Written by Evan SchumanWas sitting back quietly last weekend reading the Sunday NY Times (What? They forgot the comics section again!), when I was jarred by an otherwise innocent-looking graphic in the Week In Review. In a piece about the tons of people who viewed President Obama’s inaugural events, it rattled off some of the major U.S. broadcast networks in a chart: NBC, ABC, CBS, CNN, Fox, MSNBC and Wal-Mart.
Wal-Mart? Yep, the number of Americans who watched the events on Wal-Mart TV was almost half as many who saw it on MSNBC and almost a third of those who watched Fox.
But let’s get back to Wal-Mart. Those numbers nicely illustrated the massive reach that in-store retailers are finding with video, especially POS-situated videos for captive consumer audiences.
Of course, the massive surge in video interest—encouraged dramatically by today’s YouTube-addicted younger consumers–isn’t limited to in-store. Comscore reported Monday (Jan. 26) an impressive 40 percent increase in monthly U.S. online video viewers, when comparing October 2008 (almost 35 million such viewers) with October 2007 (fewer than 25 million such viewers).
The pattern of increasing online video usage is nothing new.
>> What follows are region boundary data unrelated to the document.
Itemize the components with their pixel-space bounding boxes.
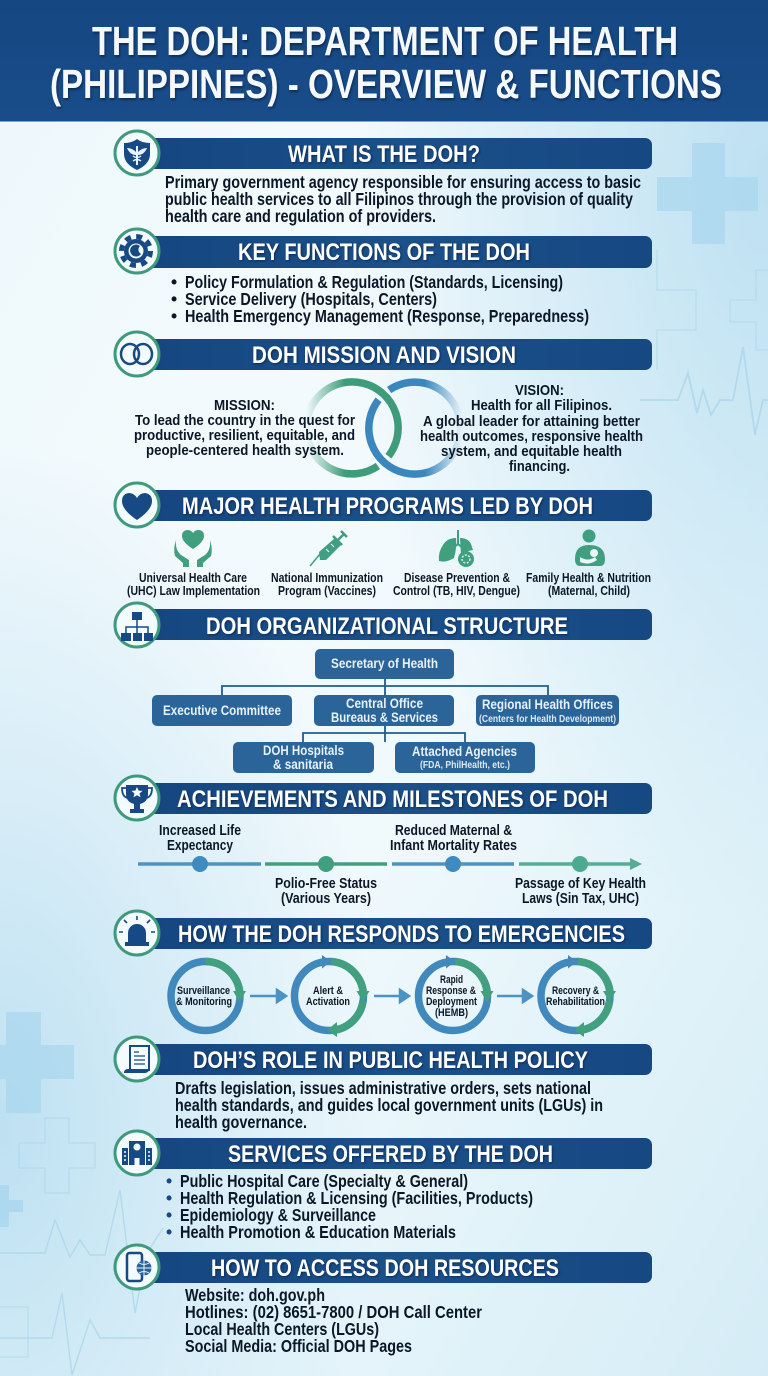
program: universal health care bbox=[127, 530, 260, 598]
list: services: Epidemiology & Surveillance bbox=[180, 1205, 376, 1225]
cycle: recovery: Recovery & bbox=[552, 985, 599, 997]
box: executive committee bbox=[152, 695, 292, 726]
cycle: rapid response: Response & bbox=[426, 985, 476, 997]
banner: services bbox=[146, 1138, 652, 1169]
text: mission: people-centered health system. bbox=[146, 442, 344, 459]
banner: what is the DOH: WHAT IS THE DOH? bbox=[288, 141, 480, 168]
icon: siren bbox=[115, 911, 159, 955]
cycle: surveillance bbox=[171, 962, 246, 1030]
banner: mission and vision bbox=[146, 339, 652, 370]
banner: mission and vision: DOH MISSION AND VISION bbox=[252, 342, 516, 369]
milestone: life expectancy: Expectancy bbox=[167, 838, 233, 854]
program: national immunization: National Immunization bbox=[271, 570, 383, 585]
text: vision: financing. bbox=[509, 458, 570, 475]
list: services: • bbox=[166, 1171, 172, 1191]
milestone: health laws: Laws (Sin Tax, UHC) bbox=[522, 891, 639, 907]
milestone: life expectancy: Increased Life bbox=[159, 823, 241, 839]
milestone: mortality rates: Reduced Maternal & bbox=[395, 823, 512, 839]
list: functions: • bbox=[171, 289, 177, 309]
list: services: Public Hospital Care (Specialty & General) bbox=[180, 1171, 468, 1191]
icon: gear bbox=[115, 229, 159, 273]
box: DOH hospitals bbox=[233, 742, 374, 773]
box: executive committee: Executive Committee bbox=[163, 702, 281, 718]
program: disease prevention bbox=[393, 530, 520, 598]
cycle: alert: Alert & bbox=[313, 985, 343, 997]
cycle: alert bbox=[294, 955, 370, 1037]
box: regional health offices: Regional Health Offices bbox=[482, 696, 613, 712]
program: universal health care: Universal Health Care bbox=[139, 570, 247, 585]
icon: linked rings bbox=[115, 332, 159, 376]
org chart connectors bbox=[222, 679, 548, 742]
icon: heart bbox=[115, 483, 159, 527]
program: disease prevention: Control (TB, HIV, Dengue) bbox=[393, 583, 520, 598]
icon: medical shield bbox=[115, 131, 159, 175]
text: vision: VISION: bbox=[515, 382, 564, 399]
banner: policy: DOH’S ROLE IN PUBLIC HEALTH POLICY bbox=[193, 1047, 588, 1074]
list: functions: • bbox=[171, 306, 177, 326]
panel: access resources bbox=[115, 1245, 652, 1356]
text: policy role bbox=[175, 1078, 603, 1132]
program: disease prevention: Disease Prevention & bbox=[404, 570, 510, 585]
cycle: recovery bbox=[541, 955, 616, 1037]
cycle: surveillance: & Monitoring bbox=[176, 996, 232, 1008]
arrow bbox=[250, 990, 286, 1002]
banner: key functions bbox=[146, 236, 652, 268]
milestone: mortality rates: Infant Mortality Rates bbox=[390, 838, 517, 854]
program: family health: Family Health & Nutrition bbox=[526, 570, 651, 585]
box: secretary of health: Secretary of Health bbox=[331, 655, 438, 671]
icon: hospital bbox=[115, 1131, 159, 1175]
list: services: • bbox=[166, 1222, 172, 1242]
text: vision: system, and equitable health bbox=[441, 443, 622, 460]
box: DOH hospitals: DOH Hospitals bbox=[263, 742, 344, 758]
banner: major health programs: MAJOR HEALTH PROGRAMS LED BY DOH bbox=[182, 493, 593, 520]
text: vision: health outcomes, responsive health bbox=[420, 428, 643, 445]
diagram: interlocking rings bbox=[306, 382, 461, 474]
text: mission bbox=[134, 397, 355, 459]
cycle: rapid response: Deployment bbox=[426, 996, 477, 1008]
milestone: polio-free: Polio-Free Status bbox=[275, 876, 377, 892]
box: attached agencies: Attached Agencies bbox=[412, 743, 517, 759]
cycle: rapid response bbox=[418, 955, 494, 1030]
text: policy role: health governance. bbox=[175, 1112, 307, 1132]
banner: key functions: KEY FUNCTIONS OF THE DOH bbox=[238, 239, 530, 266]
text: access details: Local Health Centers (LGUs) bbox=[185, 1319, 379, 1339]
list: functions: • bbox=[171, 272, 177, 292]
box: regional health offices: (Centers for Health Development) bbox=[479, 713, 616, 725]
box: attached agencies bbox=[395, 742, 535, 773]
cycle: recovery: Rehabilitation bbox=[546, 996, 605, 1008]
box: central office: Central Office bbox=[346, 695, 423, 711]
milestone: health laws bbox=[515, 876, 646, 907]
panel: major health programs bbox=[115, 483, 652, 598]
panel: services offered bbox=[115, 1131, 652, 1242]
text: description: health care and regulation of providers. bbox=[165, 206, 436, 226]
banner: emergencies: HOW THE DOH RESPONDS TO EMERGENCIES bbox=[178, 921, 625, 948]
banner: what is the DOH bbox=[146, 138, 652, 169]
list: functions: Policy Formulation & Regulation (Standards, Licensing) bbox=[185, 272, 563, 292]
text: mission: productive, resilient, equitable, and bbox=[134, 427, 355, 444]
text: mission: MISSION: bbox=[214, 397, 275, 414]
panel: public health policy bbox=[115, 1037, 652, 1132]
text: access details: Social Media: Official DOH Pages bbox=[185, 1336, 412, 1356]
box: attached agencies: (FDA, PhilHealth, etc.) bbox=[420, 759, 510, 771]
list: services: Health Promotion & Education Materials bbox=[180, 1222, 456, 1242]
cycle: rapid response: Rapid bbox=[440, 974, 463, 986]
banner: access: HOW TO ACCESS DOH RESOURCES bbox=[211, 1255, 559, 1282]
text: access details: Hotlines: (02) 8651-7800 / DOH Call Center bbox=[185, 1302, 482, 1322]
program: family health: (Maternal, Child) bbox=[548, 583, 630, 598]
banner: organizational structure: DOH ORGANIZATIONAL STRUCTURE bbox=[206, 613, 568, 640]
panel: key functions bbox=[115, 229, 652, 326]
text: access details: Website: doh.gov.ph bbox=[185, 1285, 325, 1305]
title header bbox=[0, 0, 768, 122]
text: description bbox=[165, 172, 641, 226]
panel: organizational structure bbox=[115, 603, 652, 773]
banner: services: SERVICES OFFERED BY THE DOH bbox=[228, 1141, 553, 1168]
text: vision bbox=[420, 382, 643, 475]
list: functions: Service Delivery (Hospitals, Centers) bbox=[185, 289, 437, 309]
milestone: polio-free: (Various Years) bbox=[281, 891, 371, 907]
box: central office: Bureaus & Services bbox=[331, 709, 438, 725]
list: functions: Health Emergency Management (Response, Preparedness) bbox=[185, 306, 589, 326]
cycle: rapid response: (HEMB) bbox=[435, 1007, 468, 1019]
banner: achievements: ACHIEVEMENTS AND MILESTONES OF DOH bbox=[177, 786, 608, 813]
arrow bbox=[374, 990, 409, 1002]
box: regional health offices bbox=[476, 695, 619, 726]
panel: emergency response bbox=[115, 911, 652, 1037]
cycle: alert: Activation bbox=[306, 996, 350, 1008]
list: services: • bbox=[166, 1188, 172, 1208]
icon: document scroll bbox=[115, 1037, 159, 1081]
program: universal health care: (UHC) Law Implementation bbox=[127, 583, 260, 598]
panel: mission and vision bbox=[115, 332, 652, 475]
panel: achievements and milestones bbox=[115, 776, 652, 907]
list: functions bbox=[171, 272, 589, 326]
milestone: polio-free bbox=[275, 876, 377, 907]
panel: what is the DOH bbox=[115, 131, 652, 226]
milestone: health laws: Passage of Key Health bbox=[515, 876, 646, 892]
text: description: Primary government agency responsible for ensuring access to basic bbox=[165, 172, 641, 192]
list: services: Health Regulation & Licensing (Facilities, Products) bbox=[180, 1188, 533, 1208]
box: DOH hospitals: & sanitaria bbox=[273, 756, 333, 772]
text: mission: To lead the country in the quest for bbox=[135, 412, 355, 429]
box: secretary of health bbox=[315, 649, 454, 679]
milestone: life expectancy bbox=[159, 823, 241, 854]
text: description: public health services to all Filipinos through the provision of quality bbox=[165, 189, 633, 209]
text: access details bbox=[185, 1285, 482, 1356]
program: family health bbox=[526, 530, 651, 598]
milestone: mortality rates bbox=[390, 823, 517, 854]
cycle: surveillance: Surveillance bbox=[177, 985, 230, 997]
list: services: • bbox=[166, 1205, 172, 1225]
text: policy role: Drafts legislation, issues administrative orders, sets national bbox=[175, 1078, 591, 1098]
icon: org chart bbox=[115, 603, 159, 647]
timeline bbox=[138, 856, 642, 872]
program: national immunization bbox=[271, 531, 383, 598]
box: central office bbox=[314, 695, 454, 726]
list: services bbox=[166, 1171, 533, 1242]
icon: trophy bbox=[115, 776, 159, 820]
text: vision: Health for all Filipinos. bbox=[471, 397, 612, 414]
program: national immunization: Program (Vaccines) bbox=[278, 583, 376, 598]
text: policy role: health standards, and guides local government units (LGUs) in bbox=[175, 1095, 603, 1115]
text: vision: A global leader for attaining better bbox=[423, 413, 640, 430]
icon: phone and globe bbox=[115, 1245, 159, 1289]
arrow bbox=[497, 990, 532, 1002]
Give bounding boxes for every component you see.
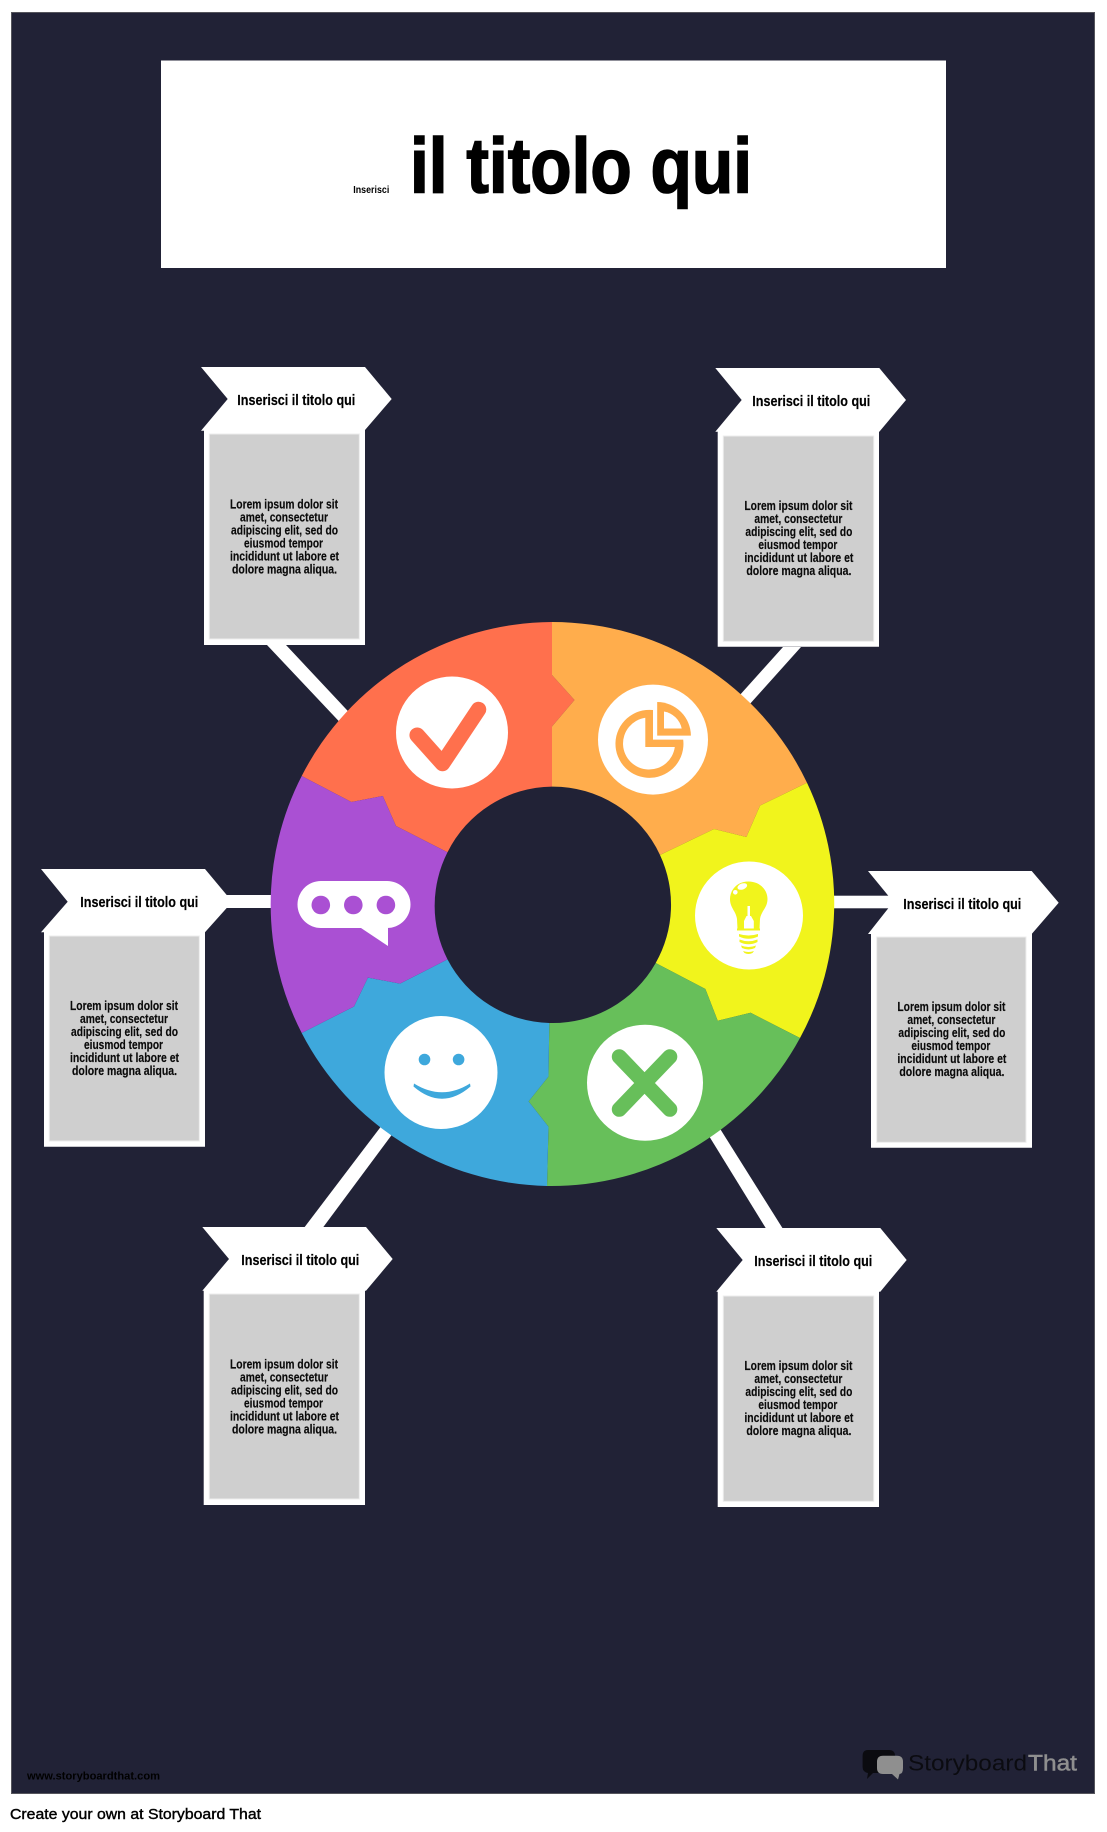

But what’s intriguing about the latest Comscore figures are not the hard increases as much as the behavioral changes. “Among the benefits of videos touted by Web retailers are a lower number of abandoned shopping carts, reduced return rates and higher sales,” said Jeffrey Grau, eMarketer senior analyst.
Let’s pause for a bit of context and a sprinkling of cynical reality. Web video is still quite young, so percentage increases are going to be misleadingly huge until about 2012 or so, perhaps even 2014. And some of these figures are going to be misleading due to self-selecting factors. In other words, a consumer who is willing to spend 10 minutes watching a demo or an explanatory video was quite likely already highly inclined to purchasing that product. That means looking at the higher purchase rates of consumers who watched a video may not be indicative of much. It wasn’t the video that turned them around. Those who watched were probably convinced before they clicked “play.”
The Power Of Video
That all said, it’s clear retailers are just beginning to understand the sales power of in-store videos, which is nice, because consumers are just starting to understand the informational power—and, yes, the convenience—that well-done videos can offer. Will these two trains meet? And I do not mean in a Gomez Addams model train set kind of way.
The economy may also play a role. I’m hesitant to say that, because columnists, marketers and politicians (how’s that for a trustworthy group?) today seem to find in the weak economy the magic answers that will explain everything. (“Traditionally, Brussels sprouts are not big sellers in school lunch programs, but with the way the economy is headed, that’s going to change.”)
eMarketer’s Grau made that specific argument about retail videos. (The economy one, not the Brussels sprouts one.)
“Seeing the sales lift from videos, retailers are exerting pressure on their suppliers to create video content. This may be the year the logjam breaks,” Grau said. “Once retailers build up the video content on their sites, they will focus on turning their video assets into customer acquisition tools by pushing video to other sites, such as affiliates, social networks and video-sharing destinations. Retailers will also place community elements around their videos to make it easy for consumers to upload them to social networks, blogs, bookmarking services or E-mails.”
Perhaps. But much of that will rest on whether retailers take the time and effort to create high-quality videos. The lesson learned from YouTube is that consumers will embrace video as long as it’s done well. Let’s hope that retailers don’t draw the wrong conclusion from a potentially very persuasive lesson.